In the evening, Dorsey goes to bed around 11pm. Before that, he clocks in one more hour of meditation, and eats. In fact, he is known for eating only one meal a day.

For the past two years, I only have dinner. I usually eat around 6:30, and I eat until about 8:30 or 9:00 at the latest. And that’s when I can also drink wine, like red wine usually.

Ignore critics 🔗

Jack Dorsey was ranked one of the worst CEOs in America 2 years in a row, in 2016 and 2017. He’s been criticised many times for prioritising his personal life and hobbies over growing the companies he helped create. Many investors haven’t seen the return they had hoped for with their investment in Twitter, and they’ve blamed it on Dorsey more than once.

Stakeholders in both Square and Twitter have also been unhappy with the fact that Dorsey splits his time between 2 companies. In their view, this dissipates a lot of energy, and they don’t like that Dorsey is never able to fully focus on one thing at a time. But is that a fair judgment?

The main reason investors have been dissatisfied with Twitter is because the stock price has never been great (it has only started to show steady growth in the past year). But can this be blamed on the CEO’s routine? The stock market in general reacts in a million different ways to a million different factors, most of which are outside of the control of absolutely everyone. The CEO and his/her employees’ job is to do the best they can to provide value for the company, do great work, and keep moving forward.

Dorsey knows this, and that’s why he’s been fighting to keep his position at both Twitter and Square. Here is an excerpt from the book Deep Work by Cal Newport. In it, the author explains why Dorsey’s work can’t be considered shallow, and how the CEO thrives on his short-term model of productivity. I will quote the excerpt at length because I think it is very relevant to illustrate my point:

Cal Newport

Dorsey reports that he ends the average day with thirty to forty sets of meeting notes that he reviews and filters at night. In the small spaces between all these meetings, he believes in serendipitous availability. “I do a lot of my work at stand-up tables, which anyone can come up to,” Dorsey said. “I get to hear all these conversations around the company.” This style of work is not deep […] Dorsey’s attention residue is likely slathered on thick as he darts from one meeting to another, letting people interrupt him freely in the brief interludes in between. And yet, we cannot say that Dorsey’s work is shallow, because shallow work […] is low value and easily replicable, while what Jack Dorsey does is incredibly valuable and highly rewarded in our economy (as of this writing he was among the top one thousand richest people in the world, with a net worth over $1.1 billion).
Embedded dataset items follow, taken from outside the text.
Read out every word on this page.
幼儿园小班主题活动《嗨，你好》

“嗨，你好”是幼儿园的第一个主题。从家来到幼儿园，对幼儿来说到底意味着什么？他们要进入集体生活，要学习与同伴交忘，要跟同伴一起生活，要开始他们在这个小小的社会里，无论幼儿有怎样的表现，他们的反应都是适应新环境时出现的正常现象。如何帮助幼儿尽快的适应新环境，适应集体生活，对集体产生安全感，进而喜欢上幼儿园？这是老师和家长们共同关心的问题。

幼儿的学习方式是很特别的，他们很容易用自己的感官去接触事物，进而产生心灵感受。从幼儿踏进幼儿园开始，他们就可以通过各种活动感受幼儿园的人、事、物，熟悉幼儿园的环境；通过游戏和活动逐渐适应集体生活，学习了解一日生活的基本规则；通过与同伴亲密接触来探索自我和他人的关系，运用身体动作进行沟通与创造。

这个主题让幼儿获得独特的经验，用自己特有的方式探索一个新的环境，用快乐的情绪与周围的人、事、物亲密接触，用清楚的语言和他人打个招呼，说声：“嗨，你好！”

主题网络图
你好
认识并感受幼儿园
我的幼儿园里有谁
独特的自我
As of this writing, Dorsey’s net worth is nearly $14 billion. Twitter and Square stocks are up 113% and 278% respectively since the beginning of 2020. Dorsey may not be able to sit still and focus on something for more than a few hours. He may go on silent retreats, vacation too much for the investors’ taste, and spend too much time in the sauna.
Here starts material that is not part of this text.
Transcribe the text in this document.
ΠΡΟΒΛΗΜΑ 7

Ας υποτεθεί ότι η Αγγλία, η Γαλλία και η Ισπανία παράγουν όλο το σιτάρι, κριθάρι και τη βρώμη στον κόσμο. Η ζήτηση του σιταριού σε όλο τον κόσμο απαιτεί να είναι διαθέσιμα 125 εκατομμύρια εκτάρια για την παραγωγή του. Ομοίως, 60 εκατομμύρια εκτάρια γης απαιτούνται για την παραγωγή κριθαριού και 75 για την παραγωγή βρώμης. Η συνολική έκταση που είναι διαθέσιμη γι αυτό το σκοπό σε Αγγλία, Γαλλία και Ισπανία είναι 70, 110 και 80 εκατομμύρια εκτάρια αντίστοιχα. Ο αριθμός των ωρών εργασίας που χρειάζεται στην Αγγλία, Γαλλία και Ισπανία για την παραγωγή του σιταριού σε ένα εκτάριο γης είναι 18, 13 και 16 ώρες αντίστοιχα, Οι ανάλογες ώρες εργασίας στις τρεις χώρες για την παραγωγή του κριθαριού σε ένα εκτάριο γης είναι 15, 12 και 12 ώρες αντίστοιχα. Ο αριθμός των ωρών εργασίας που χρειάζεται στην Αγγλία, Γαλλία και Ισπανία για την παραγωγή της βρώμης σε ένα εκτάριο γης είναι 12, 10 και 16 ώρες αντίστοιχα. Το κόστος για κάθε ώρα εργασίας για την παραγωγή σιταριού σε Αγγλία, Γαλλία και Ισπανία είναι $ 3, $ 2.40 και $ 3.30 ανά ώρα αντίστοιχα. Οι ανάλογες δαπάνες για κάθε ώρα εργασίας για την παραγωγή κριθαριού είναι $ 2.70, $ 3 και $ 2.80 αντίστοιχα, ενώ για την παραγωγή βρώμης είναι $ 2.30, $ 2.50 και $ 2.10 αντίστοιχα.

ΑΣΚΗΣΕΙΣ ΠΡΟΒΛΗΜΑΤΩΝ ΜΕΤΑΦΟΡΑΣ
Yet for the past 10 years, he’s helped create 2 of the most successful Silicon Valley companies, so he must be doing something right. On April 7, 2020, he also pledged to transfer $1 billion worth of his shares of Square to fund Covid-19 relief efforts, universal basic income, support for girls’ health and education.

He would have never ended up in that position had he let critics crush his vision.